The American Civil War is one of the most significant events in the history of the United States. It took place from 1861 to 1865, which was led by Abraham Lincoln. The war was between the northern and southern states in the United States, aiming to fight slavery. As we all know from our history books, the southern states had seceded, resulting in the formation of the Confederate States of America. The Civil War ended in favor of Abraham Lincoln’s plan of abolishing slavery in the United States. But Lincoln was assassinated just days after the end of the war.
Interestingly, many states participated in the American Civil War. However, not all states played the same role in the war. Hawaii is one of the states that is known for its silent presence when the event took place. Many people might be unsure of Hawaii’s role in the Civil War, but history shows that this state was known to have fought on both sides. The part of Hawaii in this historical event might be one of the most interesting because of its versatility and impact on the two forces. Its participation was a huge help in concluding the great war, ending slavery in the country. In this article, we are going to look back into history and see the role of Hawaii during the American Civil War.
Hawaii During the American Civil War
As mentioned earlier, Hawaii is known for participating in the Civil War. Hawaii probably played one of the most significant roles in the war. However, its greatness was lost in time, and only a few people recognize its contribution to one of the major events in American history.
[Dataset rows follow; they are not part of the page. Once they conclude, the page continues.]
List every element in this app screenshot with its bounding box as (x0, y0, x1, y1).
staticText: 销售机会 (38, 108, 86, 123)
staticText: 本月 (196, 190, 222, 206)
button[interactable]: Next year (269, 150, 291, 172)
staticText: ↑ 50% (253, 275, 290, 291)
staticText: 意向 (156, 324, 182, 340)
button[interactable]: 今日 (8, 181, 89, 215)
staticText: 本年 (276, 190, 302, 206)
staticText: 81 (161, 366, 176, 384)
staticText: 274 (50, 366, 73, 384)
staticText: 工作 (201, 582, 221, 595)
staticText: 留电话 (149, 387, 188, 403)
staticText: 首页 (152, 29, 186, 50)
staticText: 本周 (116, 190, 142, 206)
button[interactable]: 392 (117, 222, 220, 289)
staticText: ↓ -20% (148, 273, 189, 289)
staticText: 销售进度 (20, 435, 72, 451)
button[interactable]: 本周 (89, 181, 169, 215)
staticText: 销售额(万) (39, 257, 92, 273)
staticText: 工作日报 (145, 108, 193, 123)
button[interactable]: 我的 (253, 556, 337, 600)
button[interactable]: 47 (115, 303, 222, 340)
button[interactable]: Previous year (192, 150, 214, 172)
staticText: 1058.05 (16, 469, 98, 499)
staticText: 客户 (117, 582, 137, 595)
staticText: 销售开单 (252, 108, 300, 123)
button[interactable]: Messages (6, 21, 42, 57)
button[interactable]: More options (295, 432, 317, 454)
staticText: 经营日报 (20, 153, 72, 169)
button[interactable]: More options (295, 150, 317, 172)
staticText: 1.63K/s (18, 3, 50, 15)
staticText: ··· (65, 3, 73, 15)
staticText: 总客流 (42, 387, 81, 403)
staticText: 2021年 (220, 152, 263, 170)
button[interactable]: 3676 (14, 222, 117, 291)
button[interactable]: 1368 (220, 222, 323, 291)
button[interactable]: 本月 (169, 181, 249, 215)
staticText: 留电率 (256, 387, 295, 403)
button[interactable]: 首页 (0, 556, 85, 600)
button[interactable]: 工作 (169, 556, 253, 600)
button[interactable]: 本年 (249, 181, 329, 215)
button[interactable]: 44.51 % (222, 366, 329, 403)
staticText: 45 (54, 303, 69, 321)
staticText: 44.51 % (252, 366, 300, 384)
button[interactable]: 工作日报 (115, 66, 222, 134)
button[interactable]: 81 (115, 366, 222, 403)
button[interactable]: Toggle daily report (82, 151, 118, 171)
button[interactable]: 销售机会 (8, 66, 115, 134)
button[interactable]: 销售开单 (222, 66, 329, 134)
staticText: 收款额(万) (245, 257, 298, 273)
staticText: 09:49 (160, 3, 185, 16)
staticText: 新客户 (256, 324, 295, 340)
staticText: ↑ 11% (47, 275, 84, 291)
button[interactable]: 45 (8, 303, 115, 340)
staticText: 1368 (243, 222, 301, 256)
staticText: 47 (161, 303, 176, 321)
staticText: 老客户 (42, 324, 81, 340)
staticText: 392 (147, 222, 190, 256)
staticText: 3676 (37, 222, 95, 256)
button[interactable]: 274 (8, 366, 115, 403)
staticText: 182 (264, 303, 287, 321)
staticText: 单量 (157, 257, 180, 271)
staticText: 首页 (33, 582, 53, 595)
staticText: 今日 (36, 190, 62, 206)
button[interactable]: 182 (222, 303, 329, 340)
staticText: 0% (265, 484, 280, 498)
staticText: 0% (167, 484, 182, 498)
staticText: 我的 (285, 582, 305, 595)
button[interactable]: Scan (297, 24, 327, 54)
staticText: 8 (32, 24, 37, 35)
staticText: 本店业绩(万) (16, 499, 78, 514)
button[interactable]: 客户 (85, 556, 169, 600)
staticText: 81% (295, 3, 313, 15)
Interestingly, the Kingdom of Hawaii was not much of an isolated place during the 19th century. Historians say that it was exposed to global information during the 1850s, mainly because hundreds of ships docked at its harbors annually. Ships from various places are known to have anchored in its harbors in Honolulu and Lahaina, making it known as a famous intersection for sea travelers. These travelers brought with them news from around the globe, which they passed on to the people of Hawaii.
Since the Hawaiian people have a regular source of information, it is no wonder why they were knowledgeable about what was happening around the world. In 1861, the American Civil War broke out, and the news quickly reached Hawaii. As soon as the Hawaiian people saw the news, they became eager to participate in the war despite King Kamehameha IV’s neutrality towards the struggle. As the war progressed, more than a hundred native Hawaiians came to participate. The Hawaiian people are passionate about ending slavery in the United States, earning their spot in the American Civil War. However, despite the solid support from Hawaii, they were not fully credited for their bravery. Years later, after the war, their contributions to the event were forgotten.
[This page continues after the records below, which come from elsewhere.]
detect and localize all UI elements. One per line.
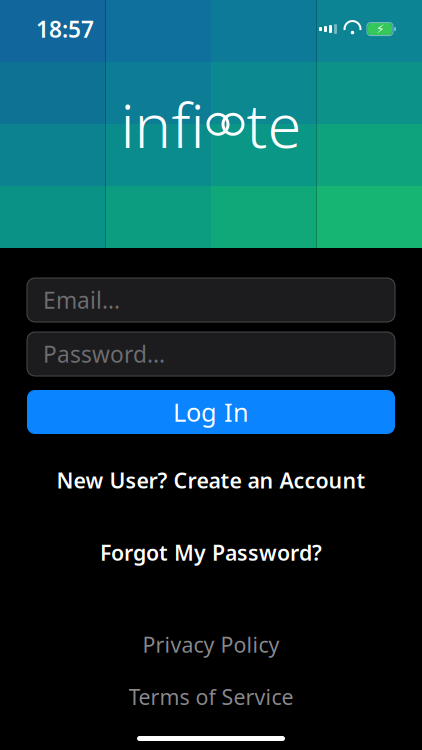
staticText: Privacy Policy — [142, 630, 280, 659]
button[interactable]: New User? Create an Account — [27, 458, 395, 502]
staticText: te — [246, 84, 302, 165]
staticText: Terms of Service — [128, 683, 294, 711]
staticText: Email... — [43, 285, 120, 315]
staticText: 18:57 — [36, 14, 94, 44]
button[interactable]: Password... — [27, 332, 395, 376]
staticText: Password... — [43, 339, 165, 369]
button[interactable]: Log In — [27, 390, 395, 434]
button[interactable]: Terms of Service — [27, 678, 395, 716]
staticText: New User? Create an Account — [56, 466, 366, 494]
staticText: Forgot My Password? — [100, 538, 322, 567]
staticText: ⚡︎ — [376, 22, 384, 36]
button[interactable]: Forgot My Password? — [27, 530, 395, 575]
staticText: infi — [120, 84, 204, 165]
button[interactable]: Email... — [27, 278, 395, 322]
staticText: Log In — [173, 395, 249, 429]
button[interactable]: Privacy Policy — [27, 625, 395, 664]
Because of this, historians these past decades do their best to gather more information about Hawaii’s contribution to the American Civil War and introduce it to the world. Historians are enthusiastic in showcasing the unsung bravery of these Hawaiian soldiers back to the history books. However, they only have few records about the Hawaiian soldiers who participated in the war. Old military documents, as well as newspapers that were printed in the Hawaiian language, were being translated to gain more information about their servitude in the war.
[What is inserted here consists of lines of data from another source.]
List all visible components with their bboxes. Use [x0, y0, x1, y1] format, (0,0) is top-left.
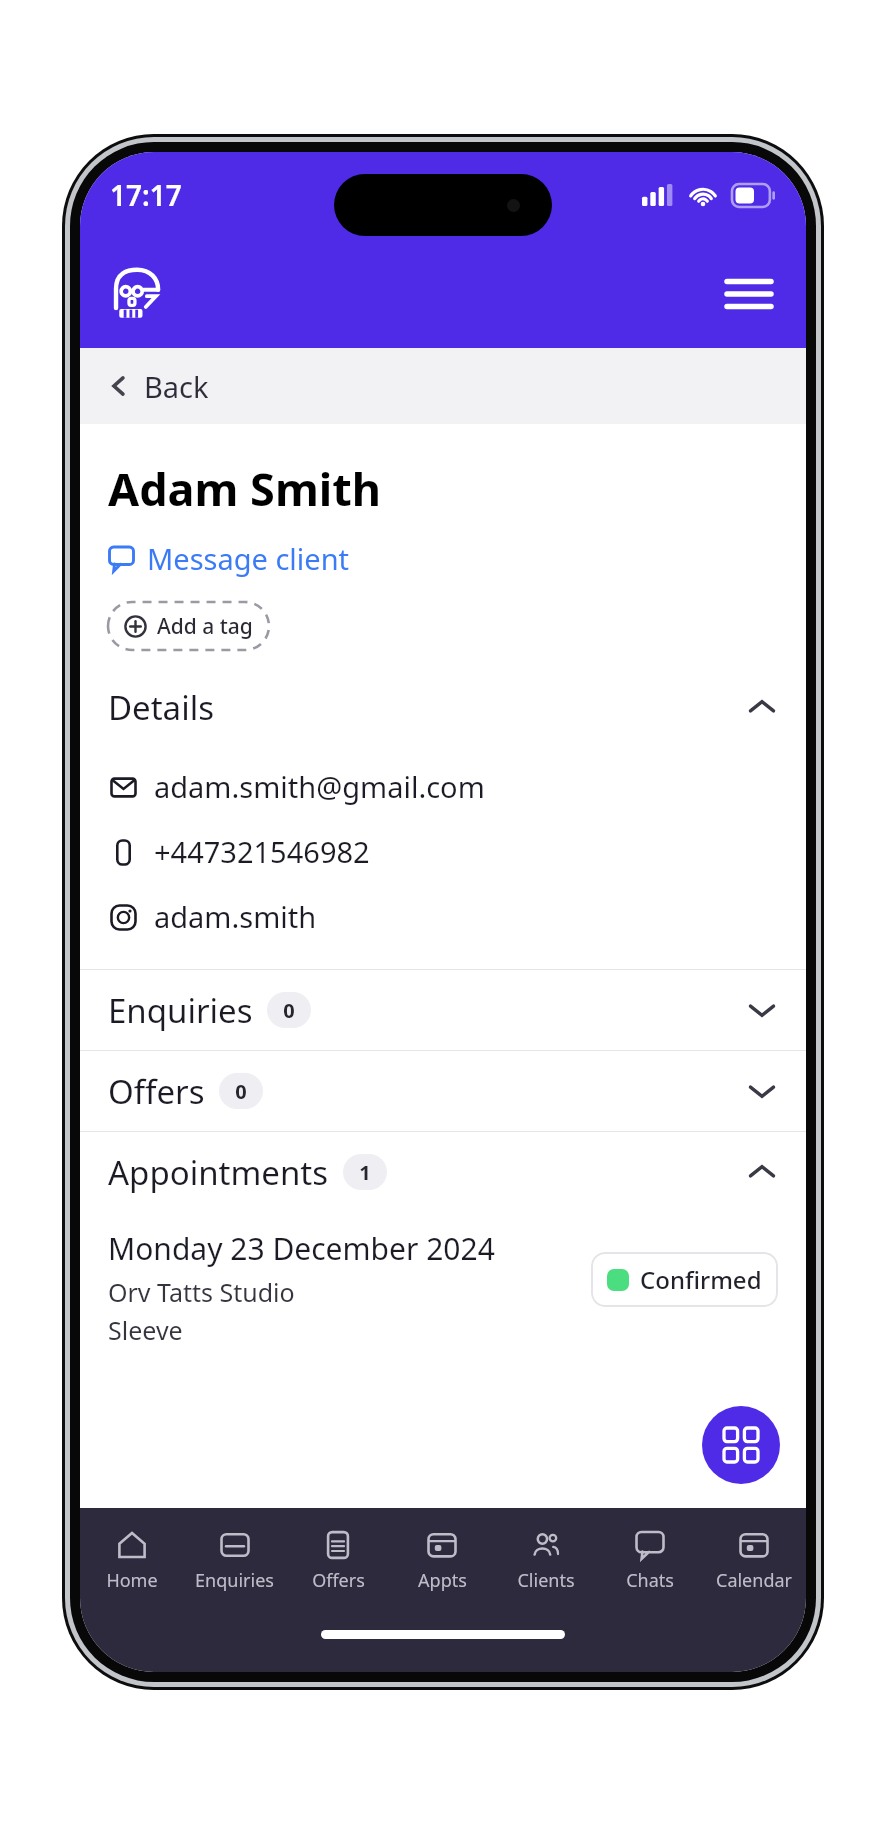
staticText: Back [144, 367, 209, 406]
staticText: adam.smith@gmail.com [154, 767, 485, 806]
button[interactable]: Quick actions [702, 1406, 780, 1484]
staticText: Chats [626, 1568, 674, 1593]
button[interactable]: Back [80, 348, 806, 424]
staticText: Enquiries [108, 988, 253, 1033]
button[interactable]: Menu [718, 263, 780, 325]
staticText: 0 [235, 1078, 247, 1105]
button[interactable]: +447321546982 [80, 825, 806, 878]
staticText: 1 [359, 1159, 371, 1186]
staticText: Offers [108, 1069, 205, 1114]
staticText: Message client [147, 539, 350, 578]
staticText: Home [106, 1568, 158, 1593]
staticText: +447321546982 [154, 832, 370, 871]
button[interactable]: Message client [108, 535, 350, 582]
button[interactable]: adam.smith@gmail.com [80, 760, 806, 813]
button[interactable]: Home [80, 1508, 183, 1612]
staticText: Orv Tatts Studio [108, 1275, 295, 1309]
staticText: Appts [418, 1568, 467, 1593]
button[interactable]: App home [106, 264, 166, 324]
staticText: Calendar [716, 1568, 792, 1593]
staticText: Offers [312, 1568, 365, 1593]
button[interactable]: Add a tag [108, 602, 269, 650]
button[interactable]: Confirmed [591, 1252, 778, 1307]
button[interactable]: Monday 23 December 2024 [80, 1222, 806, 1353]
button[interactable]: Appts [390, 1508, 494, 1612]
button[interactable]: Calendar [702, 1508, 806, 1612]
button[interactable]: Chats [598, 1508, 702, 1612]
staticText: Sleeve [108, 1313, 183, 1347]
staticText: Adam Smith [108, 458, 382, 519]
button[interactable]: Offers [286, 1508, 390, 1612]
staticText: Details [108, 685, 214, 730]
staticText: Clients [517, 1568, 575, 1593]
button[interactable]: Appointments [80, 1132, 806, 1212]
button[interactable]: Details [80, 674, 806, 740]
staticText: 0 [283, 997, 295, 1024]
button[interactable]: Clients [494, 1508, 598, 1612]
staticText: Add a tag [157, 612, 253, 641]
button[interactable]: Offers [80, 1051, 806, 1131]
staticText: adam.smith [154, 897, 317, 936]
staticText: Enquiries [195, 1568, 274, 1593]
button[interactable]: Enquiries [80, 970, 806, 1050]
button[interactable]: adam.smith [80, 890, 806, 943]
staticText: Appointments [108, 1150, 329, 1195]
staticText: 17:17 [110, 176, 182, 214]
staticText: Confirmed [640, 1263, 762, 1296]
staticText: Monday 23 December 2024 [108, 1228, 495, 1269]
button[interactable]: Enquiries [183, 1508, 286, 1612]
Interestingly, it is stated that the Hawaiian soldiers were known to have been enlisted and fought on both sides: the Union and Confederacy. These soldiers were a combination of Native Hawaiians and Hawaii-born Americans. However, the majority of Hawaii support the Union forces, mainly because of their ties with New England and their contradicting belief against slavery. Because of this, Hawaii sent out troops to support the Union forces and fought in the American Civil War. There is no concrete record of the number of Hawaiian soldiers that participated in the American Civil War. Recent data shows that roughly 119 Hawaiian soldiers fought in the war; however, their records were not fully detailed.